Tinha decidido embarcar para Manitoba poucas horas atrás e, em vez de esperar pelos voos do dia seguinte, saiu à cata de algum ainda naquela noite. Isso significava que passara a tarde inteira procurando por uma passagem aérea de última hora para sua cidade natal, agendando um hotel para passar a noite e rebatendo os argumentos da irmã de que ela estava sendo precipitada como sempre e que era um absurdo ficar em um hotel quando podia muito bem ficar na casa dela. Sendo bem honesta, Robyn também achava estranho ter que procurar hospedagem no lugar onde havia nascido e crescido, mas não estava com a menor vontade de ficar na casa de Paloma. A irmã já era casada, tinha seus filhos e uma rotina completamente diferente da dela. Não queria incomodar — esse era o seu pretexto, e insistiu nele até a irmã finalmente dar o braço a torcer e aceitar a vontade de Robyn. A verdade, no entanto, é que temia se sentir uma intrusa no meio daquela gente que ultimamente só via pela tela do computador ou do celular. Preferia manter a ilusão de que ainda eram uma família.

A segunda opção apresentada por Paloma fora ainda pior: ficar na casa da mãe. Como iria suportar dormir e acordar naquele lugar abarrotado de memórias? Robyn chegou a ralhar com a irmã quando ela fez a sugestão e por pouco não desligou o telefone na mesma hora. Já estava nervosa o suficiente com a oferta limitada de voos das companhias aéreas locais, não precisava de mais motivos para perder a paciência.

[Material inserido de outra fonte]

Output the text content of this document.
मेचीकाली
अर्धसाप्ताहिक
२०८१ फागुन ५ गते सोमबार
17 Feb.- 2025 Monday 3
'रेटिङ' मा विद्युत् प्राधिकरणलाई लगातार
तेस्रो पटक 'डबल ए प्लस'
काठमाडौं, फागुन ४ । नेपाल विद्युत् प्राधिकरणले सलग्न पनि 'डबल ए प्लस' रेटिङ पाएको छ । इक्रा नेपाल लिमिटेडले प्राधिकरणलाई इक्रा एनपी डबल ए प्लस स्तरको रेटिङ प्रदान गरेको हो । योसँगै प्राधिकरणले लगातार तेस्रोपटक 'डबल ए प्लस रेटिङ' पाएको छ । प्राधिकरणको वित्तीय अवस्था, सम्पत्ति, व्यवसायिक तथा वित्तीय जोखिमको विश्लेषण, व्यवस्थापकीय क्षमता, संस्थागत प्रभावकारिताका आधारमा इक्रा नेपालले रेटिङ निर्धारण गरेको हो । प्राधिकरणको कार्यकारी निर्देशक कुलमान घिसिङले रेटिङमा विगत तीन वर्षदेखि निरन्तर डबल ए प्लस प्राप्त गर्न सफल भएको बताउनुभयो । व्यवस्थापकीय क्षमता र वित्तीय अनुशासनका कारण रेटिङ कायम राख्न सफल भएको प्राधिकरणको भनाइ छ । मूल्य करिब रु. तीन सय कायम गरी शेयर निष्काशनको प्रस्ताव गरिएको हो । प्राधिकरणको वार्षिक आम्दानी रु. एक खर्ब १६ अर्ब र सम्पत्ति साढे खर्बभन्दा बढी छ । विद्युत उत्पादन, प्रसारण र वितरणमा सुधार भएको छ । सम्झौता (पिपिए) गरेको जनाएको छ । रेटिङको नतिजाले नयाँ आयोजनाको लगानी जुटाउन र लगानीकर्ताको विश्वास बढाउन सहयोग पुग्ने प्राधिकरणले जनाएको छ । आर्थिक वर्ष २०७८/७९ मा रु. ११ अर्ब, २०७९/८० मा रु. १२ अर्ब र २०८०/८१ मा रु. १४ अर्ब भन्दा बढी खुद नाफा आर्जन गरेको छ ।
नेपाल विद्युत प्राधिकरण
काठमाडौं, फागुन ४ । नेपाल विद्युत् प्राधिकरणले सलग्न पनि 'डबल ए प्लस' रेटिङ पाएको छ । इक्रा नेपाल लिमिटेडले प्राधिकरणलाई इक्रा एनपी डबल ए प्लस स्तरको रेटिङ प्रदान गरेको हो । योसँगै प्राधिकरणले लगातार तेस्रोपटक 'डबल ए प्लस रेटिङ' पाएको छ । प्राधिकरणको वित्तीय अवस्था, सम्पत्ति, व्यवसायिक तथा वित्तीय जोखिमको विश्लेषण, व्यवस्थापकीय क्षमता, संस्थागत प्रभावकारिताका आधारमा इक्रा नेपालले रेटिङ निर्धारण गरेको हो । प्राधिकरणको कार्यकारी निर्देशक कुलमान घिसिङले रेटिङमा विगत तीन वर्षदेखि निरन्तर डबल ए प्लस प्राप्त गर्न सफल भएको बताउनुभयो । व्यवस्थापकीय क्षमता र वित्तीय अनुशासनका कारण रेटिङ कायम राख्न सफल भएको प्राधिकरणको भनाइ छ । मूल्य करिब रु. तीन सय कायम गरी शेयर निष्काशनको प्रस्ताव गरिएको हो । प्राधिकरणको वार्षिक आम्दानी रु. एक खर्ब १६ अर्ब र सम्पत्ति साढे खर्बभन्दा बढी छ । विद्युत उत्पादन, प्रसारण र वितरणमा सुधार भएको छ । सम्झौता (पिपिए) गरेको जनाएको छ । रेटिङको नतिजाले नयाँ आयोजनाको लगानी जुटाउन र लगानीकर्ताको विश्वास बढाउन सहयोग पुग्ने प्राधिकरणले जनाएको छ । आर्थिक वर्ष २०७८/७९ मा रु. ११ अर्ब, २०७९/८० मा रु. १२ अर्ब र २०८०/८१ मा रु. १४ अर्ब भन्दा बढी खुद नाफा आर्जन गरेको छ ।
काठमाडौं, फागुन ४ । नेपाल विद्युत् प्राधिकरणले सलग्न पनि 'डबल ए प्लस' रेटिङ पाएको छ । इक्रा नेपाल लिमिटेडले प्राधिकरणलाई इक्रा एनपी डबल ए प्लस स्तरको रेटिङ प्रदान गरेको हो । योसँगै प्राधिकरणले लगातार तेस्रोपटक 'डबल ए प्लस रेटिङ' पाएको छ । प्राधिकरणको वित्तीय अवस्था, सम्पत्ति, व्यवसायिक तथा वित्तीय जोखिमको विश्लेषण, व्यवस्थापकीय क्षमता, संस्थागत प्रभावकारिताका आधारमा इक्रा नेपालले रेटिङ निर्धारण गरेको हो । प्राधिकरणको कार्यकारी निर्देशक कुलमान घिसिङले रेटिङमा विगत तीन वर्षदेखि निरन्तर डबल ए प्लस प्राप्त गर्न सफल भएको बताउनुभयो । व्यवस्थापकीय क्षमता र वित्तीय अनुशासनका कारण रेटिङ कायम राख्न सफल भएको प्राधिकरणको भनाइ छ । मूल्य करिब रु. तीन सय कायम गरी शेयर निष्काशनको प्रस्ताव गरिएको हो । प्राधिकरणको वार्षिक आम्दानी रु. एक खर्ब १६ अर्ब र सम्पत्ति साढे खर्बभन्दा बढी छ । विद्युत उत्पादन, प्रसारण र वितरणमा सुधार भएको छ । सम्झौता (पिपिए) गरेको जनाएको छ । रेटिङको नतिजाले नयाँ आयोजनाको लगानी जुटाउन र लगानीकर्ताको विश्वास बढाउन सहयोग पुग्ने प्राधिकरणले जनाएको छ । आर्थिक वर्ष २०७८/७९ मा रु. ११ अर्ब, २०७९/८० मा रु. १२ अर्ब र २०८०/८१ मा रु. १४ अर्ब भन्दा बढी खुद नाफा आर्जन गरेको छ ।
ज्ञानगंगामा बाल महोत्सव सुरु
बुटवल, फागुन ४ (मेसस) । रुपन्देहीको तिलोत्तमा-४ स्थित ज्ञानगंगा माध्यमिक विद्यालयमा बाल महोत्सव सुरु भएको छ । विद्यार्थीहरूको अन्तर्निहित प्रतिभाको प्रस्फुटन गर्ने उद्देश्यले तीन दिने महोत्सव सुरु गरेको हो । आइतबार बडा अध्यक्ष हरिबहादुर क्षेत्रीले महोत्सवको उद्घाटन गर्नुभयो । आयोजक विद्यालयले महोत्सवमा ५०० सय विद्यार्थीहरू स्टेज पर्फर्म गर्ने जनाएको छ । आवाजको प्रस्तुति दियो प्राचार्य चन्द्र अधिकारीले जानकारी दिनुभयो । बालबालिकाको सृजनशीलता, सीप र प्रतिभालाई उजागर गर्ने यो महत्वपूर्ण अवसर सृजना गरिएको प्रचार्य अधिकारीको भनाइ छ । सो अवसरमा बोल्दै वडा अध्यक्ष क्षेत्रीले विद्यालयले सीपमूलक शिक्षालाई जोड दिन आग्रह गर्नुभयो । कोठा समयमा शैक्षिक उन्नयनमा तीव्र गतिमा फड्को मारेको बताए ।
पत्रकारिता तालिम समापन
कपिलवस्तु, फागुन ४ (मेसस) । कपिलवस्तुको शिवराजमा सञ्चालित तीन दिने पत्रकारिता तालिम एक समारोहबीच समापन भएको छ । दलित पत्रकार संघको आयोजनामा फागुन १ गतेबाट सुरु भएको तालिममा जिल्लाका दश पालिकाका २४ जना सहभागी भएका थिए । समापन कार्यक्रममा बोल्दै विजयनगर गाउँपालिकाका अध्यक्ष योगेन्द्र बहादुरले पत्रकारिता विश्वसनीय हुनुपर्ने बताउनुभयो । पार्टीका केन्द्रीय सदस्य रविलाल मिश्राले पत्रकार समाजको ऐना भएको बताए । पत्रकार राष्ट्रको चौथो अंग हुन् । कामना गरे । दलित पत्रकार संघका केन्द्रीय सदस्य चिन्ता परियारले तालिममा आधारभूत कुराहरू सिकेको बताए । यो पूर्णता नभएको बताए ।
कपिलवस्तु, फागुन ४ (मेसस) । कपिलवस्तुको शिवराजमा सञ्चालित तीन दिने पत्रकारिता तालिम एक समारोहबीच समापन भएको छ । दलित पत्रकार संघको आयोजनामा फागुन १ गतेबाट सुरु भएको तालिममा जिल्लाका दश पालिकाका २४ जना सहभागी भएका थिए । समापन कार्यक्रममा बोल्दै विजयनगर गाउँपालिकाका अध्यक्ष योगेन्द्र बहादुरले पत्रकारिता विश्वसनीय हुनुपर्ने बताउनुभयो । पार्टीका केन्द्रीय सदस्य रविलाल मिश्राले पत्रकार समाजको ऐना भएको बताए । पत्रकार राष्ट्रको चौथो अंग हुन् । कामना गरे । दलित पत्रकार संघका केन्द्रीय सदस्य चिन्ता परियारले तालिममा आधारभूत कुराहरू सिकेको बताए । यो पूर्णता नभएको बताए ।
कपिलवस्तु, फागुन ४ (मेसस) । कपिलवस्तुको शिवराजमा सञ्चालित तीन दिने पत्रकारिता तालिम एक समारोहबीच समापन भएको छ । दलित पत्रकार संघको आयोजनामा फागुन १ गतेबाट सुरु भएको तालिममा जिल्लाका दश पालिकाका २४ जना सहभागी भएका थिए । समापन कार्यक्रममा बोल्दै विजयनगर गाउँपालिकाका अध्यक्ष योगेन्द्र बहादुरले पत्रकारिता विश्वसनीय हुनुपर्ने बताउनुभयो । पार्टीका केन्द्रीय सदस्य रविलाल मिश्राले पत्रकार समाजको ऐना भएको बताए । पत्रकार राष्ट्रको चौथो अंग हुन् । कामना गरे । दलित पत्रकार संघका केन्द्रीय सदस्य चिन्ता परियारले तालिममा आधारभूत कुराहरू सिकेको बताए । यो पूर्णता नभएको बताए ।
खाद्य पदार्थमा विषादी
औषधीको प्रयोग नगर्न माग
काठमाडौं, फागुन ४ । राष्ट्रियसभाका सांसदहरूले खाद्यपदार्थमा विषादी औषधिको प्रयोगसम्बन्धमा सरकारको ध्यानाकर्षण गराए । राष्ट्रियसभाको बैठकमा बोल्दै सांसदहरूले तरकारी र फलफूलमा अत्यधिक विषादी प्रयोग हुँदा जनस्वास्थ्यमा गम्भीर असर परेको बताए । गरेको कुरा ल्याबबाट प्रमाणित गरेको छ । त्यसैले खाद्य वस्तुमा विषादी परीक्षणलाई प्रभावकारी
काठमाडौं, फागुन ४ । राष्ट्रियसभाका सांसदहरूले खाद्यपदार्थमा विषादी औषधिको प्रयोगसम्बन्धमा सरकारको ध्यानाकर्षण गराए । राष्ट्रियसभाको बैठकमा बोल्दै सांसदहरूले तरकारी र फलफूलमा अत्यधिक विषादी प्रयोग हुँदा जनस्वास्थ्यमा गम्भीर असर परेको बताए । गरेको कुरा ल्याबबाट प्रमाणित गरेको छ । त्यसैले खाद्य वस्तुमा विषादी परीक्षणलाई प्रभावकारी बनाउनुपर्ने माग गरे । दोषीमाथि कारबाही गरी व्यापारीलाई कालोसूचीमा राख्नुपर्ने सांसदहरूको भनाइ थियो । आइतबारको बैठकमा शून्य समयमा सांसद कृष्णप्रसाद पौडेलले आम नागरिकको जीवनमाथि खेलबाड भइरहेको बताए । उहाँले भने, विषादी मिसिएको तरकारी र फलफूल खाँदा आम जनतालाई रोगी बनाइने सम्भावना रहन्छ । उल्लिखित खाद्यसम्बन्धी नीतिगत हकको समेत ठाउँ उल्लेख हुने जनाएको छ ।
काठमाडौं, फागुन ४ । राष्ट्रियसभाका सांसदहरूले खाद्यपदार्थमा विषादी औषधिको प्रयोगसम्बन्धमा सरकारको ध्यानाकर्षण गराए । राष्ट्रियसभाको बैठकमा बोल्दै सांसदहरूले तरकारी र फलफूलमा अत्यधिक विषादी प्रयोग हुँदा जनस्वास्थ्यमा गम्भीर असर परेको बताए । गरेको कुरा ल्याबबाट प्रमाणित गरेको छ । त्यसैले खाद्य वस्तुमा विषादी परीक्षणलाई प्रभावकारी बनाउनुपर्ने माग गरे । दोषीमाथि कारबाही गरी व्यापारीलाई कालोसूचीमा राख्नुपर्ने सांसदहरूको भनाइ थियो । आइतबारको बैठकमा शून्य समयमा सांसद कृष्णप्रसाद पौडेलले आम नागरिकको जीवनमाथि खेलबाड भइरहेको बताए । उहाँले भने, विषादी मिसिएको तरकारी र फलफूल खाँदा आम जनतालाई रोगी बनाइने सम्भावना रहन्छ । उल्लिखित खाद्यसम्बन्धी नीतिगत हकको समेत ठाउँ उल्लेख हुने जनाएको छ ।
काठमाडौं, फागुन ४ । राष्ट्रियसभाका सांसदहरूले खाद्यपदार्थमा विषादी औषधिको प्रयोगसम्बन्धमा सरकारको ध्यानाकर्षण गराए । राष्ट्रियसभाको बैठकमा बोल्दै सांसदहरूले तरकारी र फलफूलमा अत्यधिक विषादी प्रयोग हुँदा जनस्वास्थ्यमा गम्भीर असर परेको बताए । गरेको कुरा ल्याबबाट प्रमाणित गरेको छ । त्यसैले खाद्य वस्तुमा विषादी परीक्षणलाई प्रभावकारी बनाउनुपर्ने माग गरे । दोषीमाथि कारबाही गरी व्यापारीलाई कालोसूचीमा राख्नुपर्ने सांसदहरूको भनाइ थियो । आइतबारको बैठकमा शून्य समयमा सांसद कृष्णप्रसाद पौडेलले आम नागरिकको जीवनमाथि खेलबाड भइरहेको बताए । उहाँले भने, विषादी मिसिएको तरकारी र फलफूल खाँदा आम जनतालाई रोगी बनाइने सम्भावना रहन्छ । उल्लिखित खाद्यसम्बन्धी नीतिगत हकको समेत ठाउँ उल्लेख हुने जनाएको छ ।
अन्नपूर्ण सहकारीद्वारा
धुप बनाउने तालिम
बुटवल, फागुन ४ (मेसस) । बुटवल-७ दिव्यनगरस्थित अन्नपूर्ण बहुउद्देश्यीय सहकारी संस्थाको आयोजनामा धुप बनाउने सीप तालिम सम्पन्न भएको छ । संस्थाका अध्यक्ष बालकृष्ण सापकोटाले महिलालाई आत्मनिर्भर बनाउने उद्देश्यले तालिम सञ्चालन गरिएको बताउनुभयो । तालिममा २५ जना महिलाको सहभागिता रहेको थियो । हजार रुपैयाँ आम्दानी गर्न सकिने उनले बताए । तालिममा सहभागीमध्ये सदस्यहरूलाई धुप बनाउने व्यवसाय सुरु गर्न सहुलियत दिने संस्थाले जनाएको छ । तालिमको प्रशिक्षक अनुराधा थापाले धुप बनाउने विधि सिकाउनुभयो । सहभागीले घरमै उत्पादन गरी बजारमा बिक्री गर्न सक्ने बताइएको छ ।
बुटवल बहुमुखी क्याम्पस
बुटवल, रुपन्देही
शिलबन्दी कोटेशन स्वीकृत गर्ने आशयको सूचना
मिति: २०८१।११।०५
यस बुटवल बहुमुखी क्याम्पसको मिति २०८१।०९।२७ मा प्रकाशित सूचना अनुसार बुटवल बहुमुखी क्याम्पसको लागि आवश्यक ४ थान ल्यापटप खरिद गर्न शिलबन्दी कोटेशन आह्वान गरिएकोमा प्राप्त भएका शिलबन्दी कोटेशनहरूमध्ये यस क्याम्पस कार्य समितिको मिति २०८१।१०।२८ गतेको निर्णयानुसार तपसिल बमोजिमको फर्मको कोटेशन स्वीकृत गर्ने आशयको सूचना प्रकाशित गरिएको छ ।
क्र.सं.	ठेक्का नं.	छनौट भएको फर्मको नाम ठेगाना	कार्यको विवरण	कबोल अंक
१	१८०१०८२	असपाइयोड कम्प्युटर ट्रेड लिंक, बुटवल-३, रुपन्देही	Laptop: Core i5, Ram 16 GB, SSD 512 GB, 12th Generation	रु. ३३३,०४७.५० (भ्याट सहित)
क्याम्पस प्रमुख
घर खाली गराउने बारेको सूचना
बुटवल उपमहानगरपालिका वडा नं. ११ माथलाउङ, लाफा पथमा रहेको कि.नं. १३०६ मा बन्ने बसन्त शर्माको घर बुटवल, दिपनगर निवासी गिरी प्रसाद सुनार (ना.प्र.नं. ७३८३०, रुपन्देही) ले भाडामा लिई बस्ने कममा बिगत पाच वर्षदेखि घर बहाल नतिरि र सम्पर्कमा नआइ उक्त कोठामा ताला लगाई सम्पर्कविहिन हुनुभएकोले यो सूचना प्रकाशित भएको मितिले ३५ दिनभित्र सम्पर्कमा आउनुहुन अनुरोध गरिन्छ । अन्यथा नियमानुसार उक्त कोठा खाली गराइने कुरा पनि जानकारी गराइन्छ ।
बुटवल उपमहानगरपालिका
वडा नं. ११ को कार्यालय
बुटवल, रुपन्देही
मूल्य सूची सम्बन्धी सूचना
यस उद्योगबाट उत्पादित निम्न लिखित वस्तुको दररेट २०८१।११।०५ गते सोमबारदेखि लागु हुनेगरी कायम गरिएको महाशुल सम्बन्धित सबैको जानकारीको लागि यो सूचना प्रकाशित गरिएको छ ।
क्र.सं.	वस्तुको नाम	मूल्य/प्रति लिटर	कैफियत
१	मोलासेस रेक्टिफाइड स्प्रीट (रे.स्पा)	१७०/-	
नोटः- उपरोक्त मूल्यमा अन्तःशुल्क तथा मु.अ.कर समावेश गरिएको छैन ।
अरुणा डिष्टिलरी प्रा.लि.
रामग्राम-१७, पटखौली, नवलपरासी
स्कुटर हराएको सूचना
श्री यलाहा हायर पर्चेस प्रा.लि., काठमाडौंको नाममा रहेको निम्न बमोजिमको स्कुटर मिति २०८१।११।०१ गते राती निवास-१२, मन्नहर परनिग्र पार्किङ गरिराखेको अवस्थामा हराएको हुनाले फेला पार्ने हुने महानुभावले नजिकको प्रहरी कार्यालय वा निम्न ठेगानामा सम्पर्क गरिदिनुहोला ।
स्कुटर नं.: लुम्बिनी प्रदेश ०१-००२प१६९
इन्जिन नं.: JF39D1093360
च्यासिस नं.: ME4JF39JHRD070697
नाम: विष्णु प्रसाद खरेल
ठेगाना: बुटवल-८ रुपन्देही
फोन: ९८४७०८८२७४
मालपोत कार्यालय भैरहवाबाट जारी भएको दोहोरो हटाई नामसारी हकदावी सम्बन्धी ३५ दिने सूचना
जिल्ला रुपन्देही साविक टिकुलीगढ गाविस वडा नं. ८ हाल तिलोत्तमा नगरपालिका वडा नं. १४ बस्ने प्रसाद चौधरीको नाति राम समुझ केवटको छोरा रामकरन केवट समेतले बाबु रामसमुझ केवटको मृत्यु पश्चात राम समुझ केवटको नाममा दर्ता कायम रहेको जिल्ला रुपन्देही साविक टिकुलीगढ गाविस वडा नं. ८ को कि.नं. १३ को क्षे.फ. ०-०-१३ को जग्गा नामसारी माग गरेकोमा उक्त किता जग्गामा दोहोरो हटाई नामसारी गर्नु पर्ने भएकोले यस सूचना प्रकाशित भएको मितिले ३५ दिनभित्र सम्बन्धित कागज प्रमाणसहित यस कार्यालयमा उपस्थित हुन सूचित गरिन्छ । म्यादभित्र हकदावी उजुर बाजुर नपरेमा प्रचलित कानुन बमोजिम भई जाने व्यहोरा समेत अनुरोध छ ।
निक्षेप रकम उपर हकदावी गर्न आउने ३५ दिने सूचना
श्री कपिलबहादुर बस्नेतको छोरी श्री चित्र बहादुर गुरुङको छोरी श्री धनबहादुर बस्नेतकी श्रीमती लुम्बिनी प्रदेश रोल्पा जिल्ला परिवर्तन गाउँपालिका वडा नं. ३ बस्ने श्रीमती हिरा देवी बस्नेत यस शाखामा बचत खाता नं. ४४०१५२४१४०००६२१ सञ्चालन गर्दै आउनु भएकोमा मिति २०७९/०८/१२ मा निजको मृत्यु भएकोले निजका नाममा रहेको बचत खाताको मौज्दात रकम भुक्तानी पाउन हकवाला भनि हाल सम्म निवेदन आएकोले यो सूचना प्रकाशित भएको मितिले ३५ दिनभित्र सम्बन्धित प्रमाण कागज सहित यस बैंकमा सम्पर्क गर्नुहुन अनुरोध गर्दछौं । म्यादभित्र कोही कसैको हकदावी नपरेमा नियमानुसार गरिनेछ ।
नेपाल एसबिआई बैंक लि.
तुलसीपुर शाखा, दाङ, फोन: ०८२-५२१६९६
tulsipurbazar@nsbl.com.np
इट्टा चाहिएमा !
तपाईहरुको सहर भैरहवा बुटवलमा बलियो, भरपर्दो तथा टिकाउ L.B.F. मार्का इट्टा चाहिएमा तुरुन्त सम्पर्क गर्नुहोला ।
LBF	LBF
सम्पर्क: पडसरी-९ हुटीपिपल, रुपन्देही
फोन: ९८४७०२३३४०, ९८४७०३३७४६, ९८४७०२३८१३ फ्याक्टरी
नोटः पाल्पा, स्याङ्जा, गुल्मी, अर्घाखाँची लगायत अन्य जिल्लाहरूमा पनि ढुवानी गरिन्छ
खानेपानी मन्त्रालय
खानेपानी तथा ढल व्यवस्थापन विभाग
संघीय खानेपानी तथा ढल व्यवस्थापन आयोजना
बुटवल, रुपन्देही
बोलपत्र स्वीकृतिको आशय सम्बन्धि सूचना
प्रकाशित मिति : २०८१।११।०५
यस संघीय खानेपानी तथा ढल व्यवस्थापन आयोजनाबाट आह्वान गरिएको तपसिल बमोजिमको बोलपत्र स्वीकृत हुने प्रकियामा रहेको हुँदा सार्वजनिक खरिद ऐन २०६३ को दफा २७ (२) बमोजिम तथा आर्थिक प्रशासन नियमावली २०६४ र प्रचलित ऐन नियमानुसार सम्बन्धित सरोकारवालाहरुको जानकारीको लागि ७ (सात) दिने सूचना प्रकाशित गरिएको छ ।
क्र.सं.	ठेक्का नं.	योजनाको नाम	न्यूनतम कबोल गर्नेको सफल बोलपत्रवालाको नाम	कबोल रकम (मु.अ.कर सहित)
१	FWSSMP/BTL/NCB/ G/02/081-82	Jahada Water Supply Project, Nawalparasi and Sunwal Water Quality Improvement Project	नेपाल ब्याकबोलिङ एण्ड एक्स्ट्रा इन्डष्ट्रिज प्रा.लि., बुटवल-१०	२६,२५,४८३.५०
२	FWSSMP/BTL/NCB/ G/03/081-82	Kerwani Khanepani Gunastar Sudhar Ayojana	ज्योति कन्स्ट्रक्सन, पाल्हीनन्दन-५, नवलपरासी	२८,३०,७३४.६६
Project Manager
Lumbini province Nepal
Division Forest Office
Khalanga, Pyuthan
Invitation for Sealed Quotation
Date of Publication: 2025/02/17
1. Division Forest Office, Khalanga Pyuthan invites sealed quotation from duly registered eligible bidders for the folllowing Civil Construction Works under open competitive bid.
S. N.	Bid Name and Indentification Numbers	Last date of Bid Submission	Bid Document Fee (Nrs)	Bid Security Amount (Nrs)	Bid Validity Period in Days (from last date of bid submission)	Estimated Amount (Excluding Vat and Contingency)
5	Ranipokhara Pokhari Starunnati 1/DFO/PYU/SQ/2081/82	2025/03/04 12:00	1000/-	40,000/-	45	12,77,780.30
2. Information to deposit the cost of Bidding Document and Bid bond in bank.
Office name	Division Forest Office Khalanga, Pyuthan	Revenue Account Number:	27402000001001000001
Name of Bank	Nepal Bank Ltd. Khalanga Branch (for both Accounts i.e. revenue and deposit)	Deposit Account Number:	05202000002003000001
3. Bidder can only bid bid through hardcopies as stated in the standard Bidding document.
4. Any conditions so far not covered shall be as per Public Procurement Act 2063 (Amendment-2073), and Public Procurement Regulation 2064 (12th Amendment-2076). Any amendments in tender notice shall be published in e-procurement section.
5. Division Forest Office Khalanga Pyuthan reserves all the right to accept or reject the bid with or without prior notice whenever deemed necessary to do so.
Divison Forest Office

Estava decidida: ficaria em algum hotel qualquer, ao menos nos primeiros dias. Depois do funeral, poderia resolver o que faria da vida. Ao menos nessa frente estava tendo mais sucesso do que com as empresas de aviação. Sim, Oldhaven era uma cidade minúscula nos confins de Manitoba, e a cadeia hoteleira local não era grandes coisas, mas em compensação, o fluxo turístico também não, o que garantia uma oferta razoável de quartos disponíveis. Foi com facilidade que reservou uma suíte por sete dias em um hotel no centro, com banheiro privativo e vista para a praça — a mesma praça, ela pensou, se divertindo, onde passara tantos dias da sua juventude.

Por fim, depois de horas, conseguiu um voo tarde da noite para Winnipeg, onde pegaria um trem noturno até Oldhaven. Foi o melhor que conseguiu tão em cima da hora — e pelo menos arranjara um assento do tipo leito, com reclinação 180 graus, para a viagem de trem, o que a permitiria ao menos tentar dormir um pouco.

Robyn suspirou, cansada, terminando de imprimir todos os tíquetes e comprovantes de reservas. Olhou no relógio e se deu conta de que ainda havia algo a fazer. Não poderia ir embora sem falar com ela. 

Pegou o telefone novamente, discando um número local de cabeça. Podia mandar uma mensagem, mas precisava ter certeza de que a amiga estaria disponível, e não queria passar pela agonia de ter que esperar pela resposta.

— Me encontra no Starbucks? Preciso falar com você — Falou, assim que Cassie atendeu. Foi assim, sucinta. Não queria explicar nada pelo telefone. Sabia que a amiga iria a encher de perguntas, então que ao menos conversassem pessoalmente.

Assim que a jovem do outro lado da linha confirmou, Robyn correu para trocar de roupa e passar uma maquiagem rápida. O café a que se referia era perto de sua casa, a dois blocos de distância, e ela poderia ir a pé, como sempre fazia. Sabia que a amiga estava saindo do trabalho naquela hora, e provavelmente, chegaria antes dela, mas não se importou.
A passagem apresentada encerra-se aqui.